Внезапно тетя Паша оборвала себя, крикнула громко:
— А ну, давайте что-нибудь другое…
Наклонилась, вытащила из-под скамейки гитару, бережно завернутую в цветастый ситцевый чехол:
— Что за песня без музыки…
— Сыграй, Паша, — сказала старуха Корсакова. — Сыграй, а мы послушаем…
Тетя Паша осторожно сняла чехол, пробежала пальцами по струнам. Потом заправила седеющие волосы под платок, задумалась ненадолго.
«Как же она постарела, — с болью подумал Сергей, — даже не сразу узнаешь…»

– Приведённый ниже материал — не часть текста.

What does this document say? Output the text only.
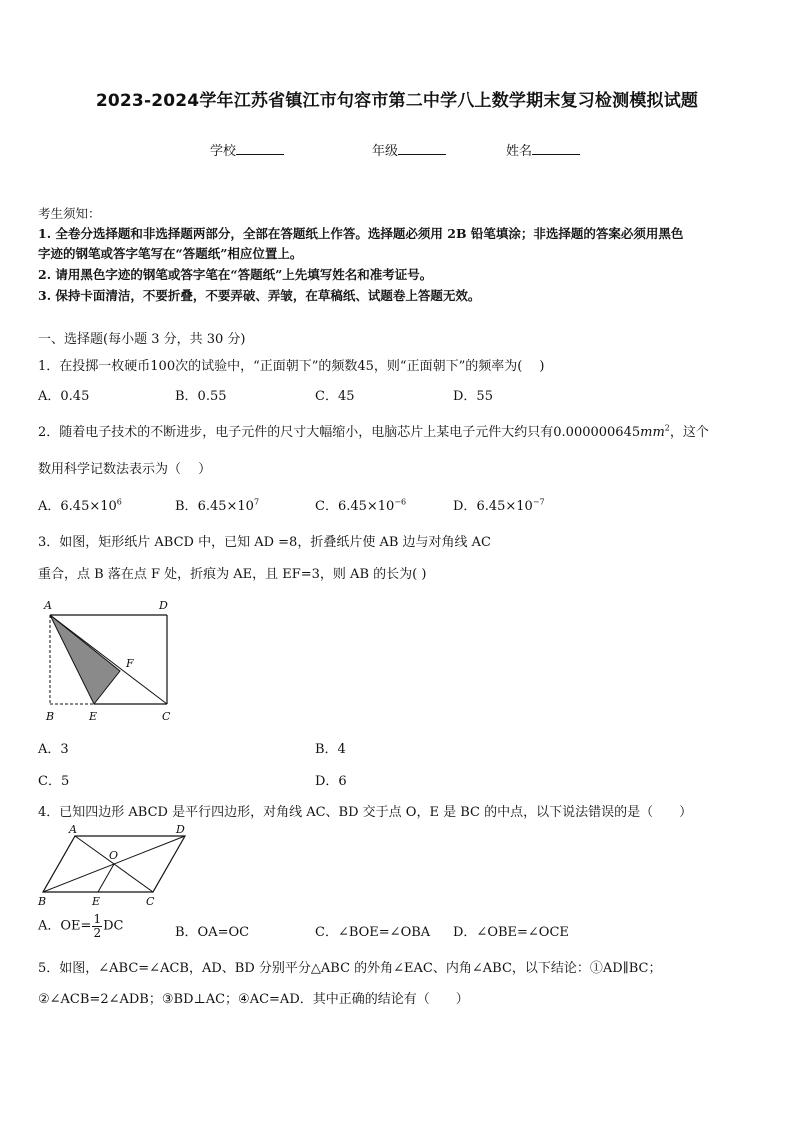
2023-2024学年江苏省镇江市句容市第二中学八上数学期末复习检测模拟试题
学校	年级	姓名
考生须知：
1. 全卷分选择题和非选择题两部分，全部在答题纸上作答。选择题必须用 2B 铅笔填涂；非选择题的答案必须用黑色
字迹的钢笔或答字笔写在“答题纸”相应位置上。
2. 请用黑色字迹的钢笔或答字笔在“答题纸”上先填写姓名和准考证号。
3. 保持卡面清洁，不要折叠，不要弄破、弄皱，在草稿纸、试题卷上答题无效。
一、选择题(每小题 3 分，共 30 分)
1．在投掷一枚硬币100次的试验中，“正面朝下”的频数45，则“正面朝下”的频率为(　 )
A．0.45	B．0.55	C．45	D．55
2．随着电子技术的不断进步，电子元件的尺寸大幅缩小，电脑芯片上某电子元件大约只有$0.000000645mm^2$，这个
数用科学记数法表示为（　 ）
A．$6.45\times 10^6$	B．$6.45\times 10^7$	C．$6.45\times 10^{-6}$	D．$6.45\times 10^{-7}$
3．如图，矩形纸片 ABCD 中，已知 AD =8，折叠纸片使 AB 边与对角线 AC
重合，点 B 落在点 F 处，折痕为 AE，且 EF=3，则 AB 的长为( )
A	D
B	E	C
F
A．3	B．4
C．5	D．6
4．已知四边形 ABCD 是平行四边形，对角线 AC、BD 交于点 O，E 是 BC 的中点，以下说法错误的是（　　）
A	D
O
B	E	C
A．$OE= \frac{1}{2}$ DC	B．OA=OC	C．∠BOE=∠OBA D．∠OBE=∠OCE
5．如图，∠ABC=∠ACB，AD、BD 分别平分△ABC 的外角∠EAC、内角∠ABC，以下结论：①AD∥BC；
②∠ACB=2∠ADB；③BD⊥AC；④AC=AD．其中正确的结论有（　　）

Они жили, кажется, испокон века в одной квартире, их комнаты были рядом, стена к стене. Ее сын Вовка, прозванный во дворе Вратарь — уж очень ловко хватал мячи, никто за ним угнаться не мог, — одно время был лучшим другом Сергея. Потом они разошлись, рассорились из-за чего-то, теперь и не вспомнить из-за чего, перестали дружить, но на фронт ушли почти одновременно, в сорок втором, и Вовка, он ушел немного раньше, сказал Сергею на прощанье:
— Давай договоримся, вернемся вместе, пусть не в один день, но уж постараемся вместе…

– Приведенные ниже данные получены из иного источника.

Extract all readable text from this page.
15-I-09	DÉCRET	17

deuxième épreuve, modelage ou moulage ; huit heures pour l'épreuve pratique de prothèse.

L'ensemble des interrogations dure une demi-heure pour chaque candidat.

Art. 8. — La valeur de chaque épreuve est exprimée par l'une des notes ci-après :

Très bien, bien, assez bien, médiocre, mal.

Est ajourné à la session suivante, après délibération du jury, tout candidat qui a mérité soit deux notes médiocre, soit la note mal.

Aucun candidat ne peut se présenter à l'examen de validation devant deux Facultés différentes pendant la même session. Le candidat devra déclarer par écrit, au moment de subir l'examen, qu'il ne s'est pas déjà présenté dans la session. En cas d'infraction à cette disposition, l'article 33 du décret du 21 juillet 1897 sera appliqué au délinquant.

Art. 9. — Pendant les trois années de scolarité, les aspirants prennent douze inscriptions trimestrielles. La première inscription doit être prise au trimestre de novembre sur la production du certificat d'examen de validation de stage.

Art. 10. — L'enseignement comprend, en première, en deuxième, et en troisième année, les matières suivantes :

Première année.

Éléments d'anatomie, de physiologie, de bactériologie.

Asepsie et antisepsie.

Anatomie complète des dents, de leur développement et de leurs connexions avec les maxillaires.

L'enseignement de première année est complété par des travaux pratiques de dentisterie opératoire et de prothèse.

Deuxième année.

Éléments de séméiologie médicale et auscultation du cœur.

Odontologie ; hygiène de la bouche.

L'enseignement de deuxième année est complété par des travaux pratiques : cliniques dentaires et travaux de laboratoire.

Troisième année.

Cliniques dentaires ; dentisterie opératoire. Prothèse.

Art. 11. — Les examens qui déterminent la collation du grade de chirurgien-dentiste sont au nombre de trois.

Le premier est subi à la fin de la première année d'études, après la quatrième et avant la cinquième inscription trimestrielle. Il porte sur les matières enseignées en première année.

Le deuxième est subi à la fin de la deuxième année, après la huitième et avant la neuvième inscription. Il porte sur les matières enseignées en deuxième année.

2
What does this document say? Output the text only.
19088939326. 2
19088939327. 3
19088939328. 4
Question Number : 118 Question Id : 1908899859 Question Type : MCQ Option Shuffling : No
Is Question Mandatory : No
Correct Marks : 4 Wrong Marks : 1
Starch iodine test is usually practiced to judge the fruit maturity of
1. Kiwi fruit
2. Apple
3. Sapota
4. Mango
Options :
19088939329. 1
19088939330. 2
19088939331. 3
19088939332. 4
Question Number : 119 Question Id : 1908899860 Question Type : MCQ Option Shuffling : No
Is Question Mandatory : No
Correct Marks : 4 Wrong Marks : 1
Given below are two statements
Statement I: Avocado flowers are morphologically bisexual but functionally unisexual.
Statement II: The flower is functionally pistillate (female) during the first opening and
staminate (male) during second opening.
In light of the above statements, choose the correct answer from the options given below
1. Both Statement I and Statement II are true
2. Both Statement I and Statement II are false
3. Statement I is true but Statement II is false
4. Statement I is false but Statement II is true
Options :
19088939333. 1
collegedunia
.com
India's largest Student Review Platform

— Договорились, — ответил Сергей и поймал себя на том, что жалеет, почему это они разошлись друг с дружкой, ведь Вовка в общем-то хороший, куда лучше многих теперешних его друзей…

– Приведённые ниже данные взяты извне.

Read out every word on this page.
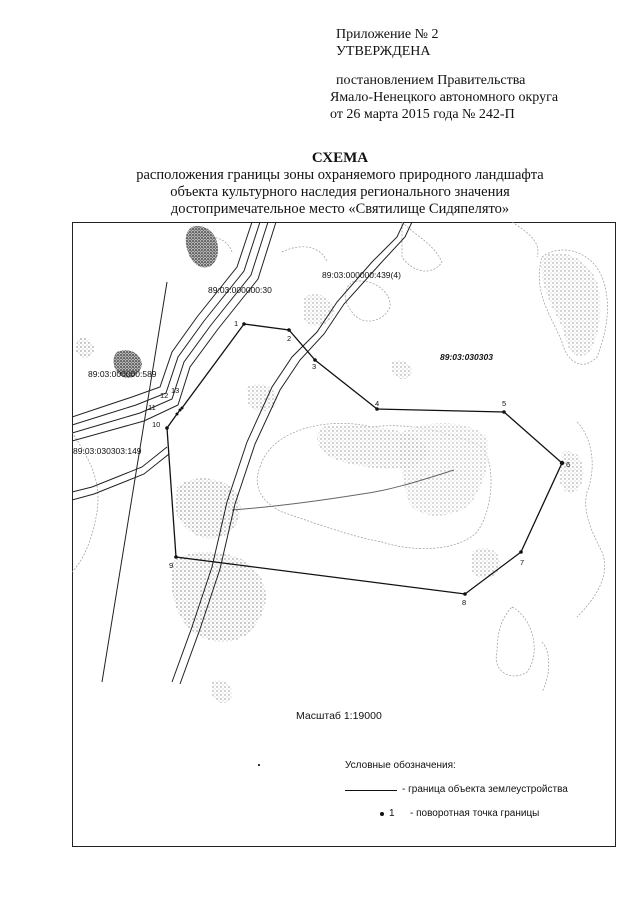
Приложение № 2
УТВЕРЖДЕНА
постановлением Правительства
Ямало-Ненецкого автономного округа
от 26 марта 2015 года № 242-П
СХЕМА
расположения границы зоны охраняемого природного ландшафта
объекта культурного наследия регионального значения
достопримечательное место «Святилище Сидяпелято»
1
2
3
4	5
6
7
8
9
10
11
12
13
89:03:000000:30
89:03:000000:439(4)
89:03:030303
89:03:000000:589
89:03:030303:149
Масштаб 1:19000
Условные обозначения:
- граница объекта землеустройства
1 - поворотная точка границы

А потом мама написала, что Вовка пропал без вести, больше года от него ничего нет, ни одной-единой весточки, но тетя Паша не теряет надежды и всем говорит, что уверена, Вовка вернется, не может не вернуться…
Сергею тетя Паша помнилась быстроглазой, очень бойкой, острой на язык, всегда румяной, словно после жаркой бани, а теперь она показалась уже совершенно старой, остроскулой, над глазами нависли тяжелые морщинистые веки.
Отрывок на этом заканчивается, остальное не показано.